Guinean gerbil
- Conservation status: Least Concern (IUCN 3.1)

Scientific classification
- Kingdom: Animalia
- Phylum: Chordata
- Class: Mammalia
- Order: Rodentia
- Family: Muridae
- Genus: Gerbilliscus
- Species: G. guineae
- Binomial name: Gerbilliscus guineae (Thomas, 1910)

= Guinean gerbil =

- Genus: Gerbilliscus
- Species: guineae
- Authority: (Thomas, 1910)
- Conservation status: LC

Species of rodent

The Guinean gerbil (Gerbilliscus guineae) is a species of rodent found in Burkina Faso, Gambia, Ghana, Guinea, Guinea-Bissau, Ivory Coast, Mali, Senegal, Sierra Leone, and possibly Liberia. Its natural habitats are subtropical or tropical dry forests, dry savanna, rocky areas and arable land, but it is mostly found in areas laterite or clay soils, and with variable amounts of vegetation and dense scrub.
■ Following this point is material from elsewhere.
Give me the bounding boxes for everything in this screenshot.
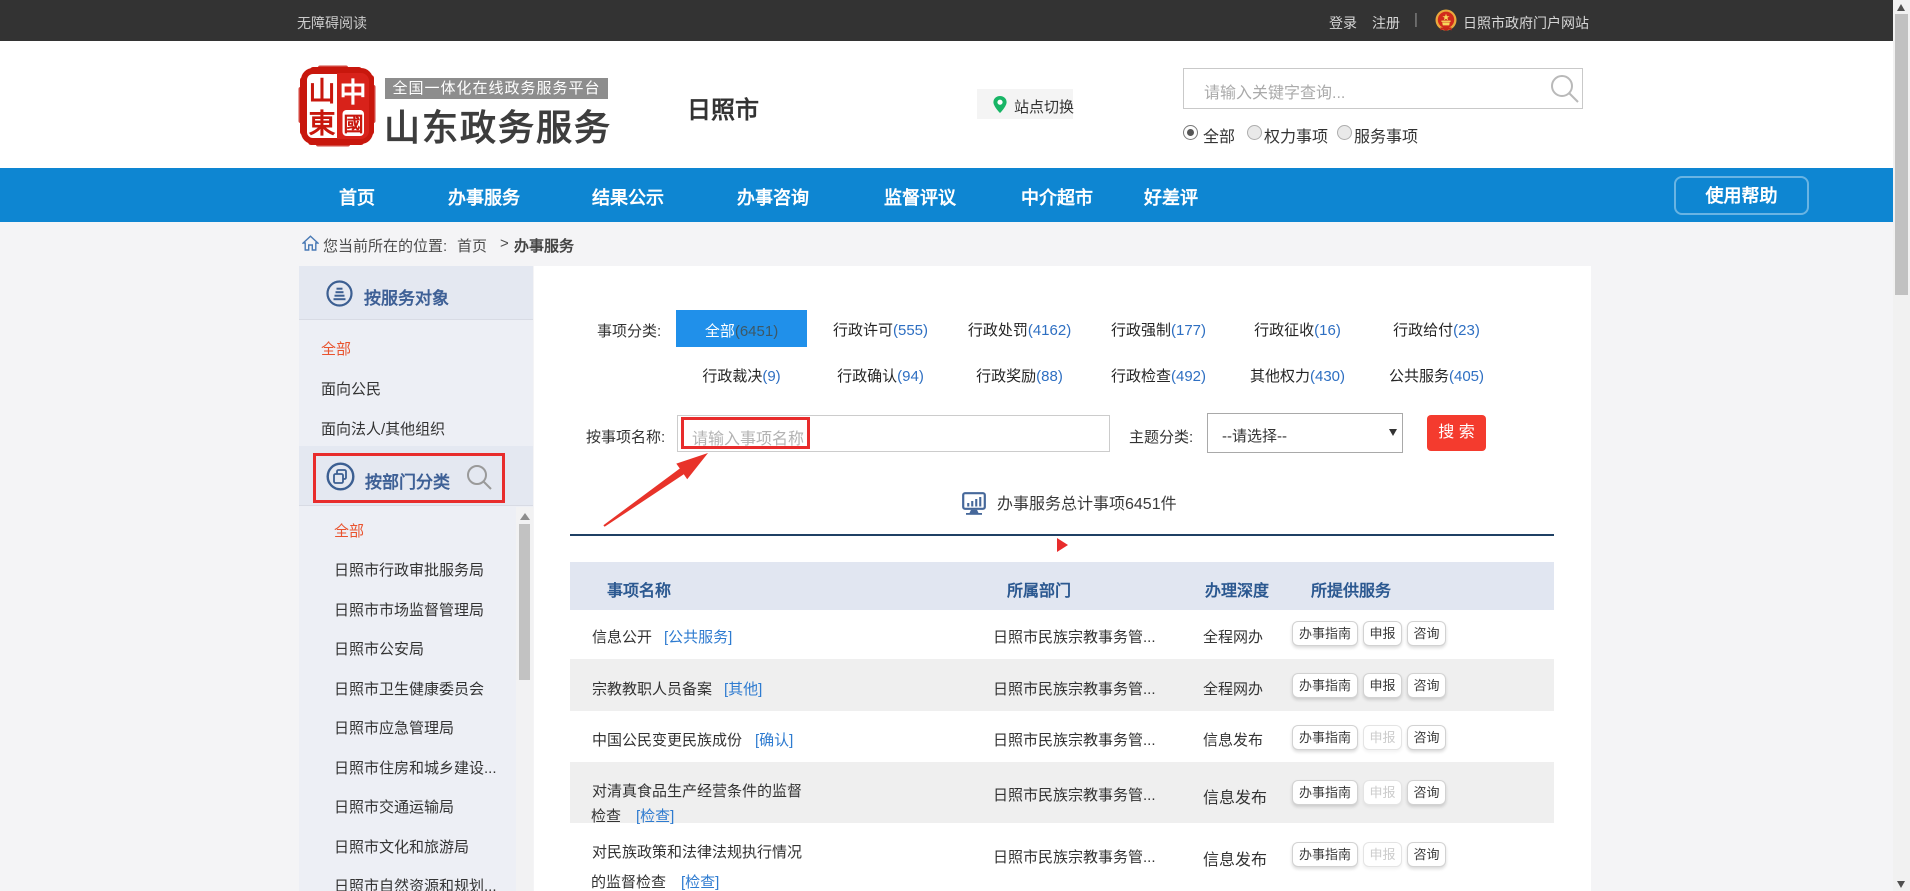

This species is described as common and has a stable population and a wide distribution, so the International Union for Conservation of Nature has rated its conservation status as being of "least concern".

==Description==
The Guinean gerbil is a fairly large gerbil growing to a head-and-body length of about 150 mm with a tail of about 175 mm. The head has a slightly-rounded snout, large eyes and somewhat elongated ears. The upper parts of the body are greyish-brown, the individual hairs having dark grey bases, orange or brown shafts and black tips. The head and flanks are paler, the hairs lacking dark tips. The underparts, including the chin, throat, the inside of the limbs, the fore-feet and the upper side of the hind-feet are white. There is a clear division between the dorsal and ventral colouring. The tail is well-haired and bicoloured, being dark above and pale beneath, with a tuft of long dark hairs at the tip.

==Ecology==
The Guinean gerbil is nocturnal. It excavates a fairly complex burrow system that goes as deep as 50 cm. The average size of the home range of the Guinean gerbil is 1450 m2. Little is known about the animal's diet. In western Senegal, breeding takes place in the wet season and continues into the dry season. Litter sizes average four or five.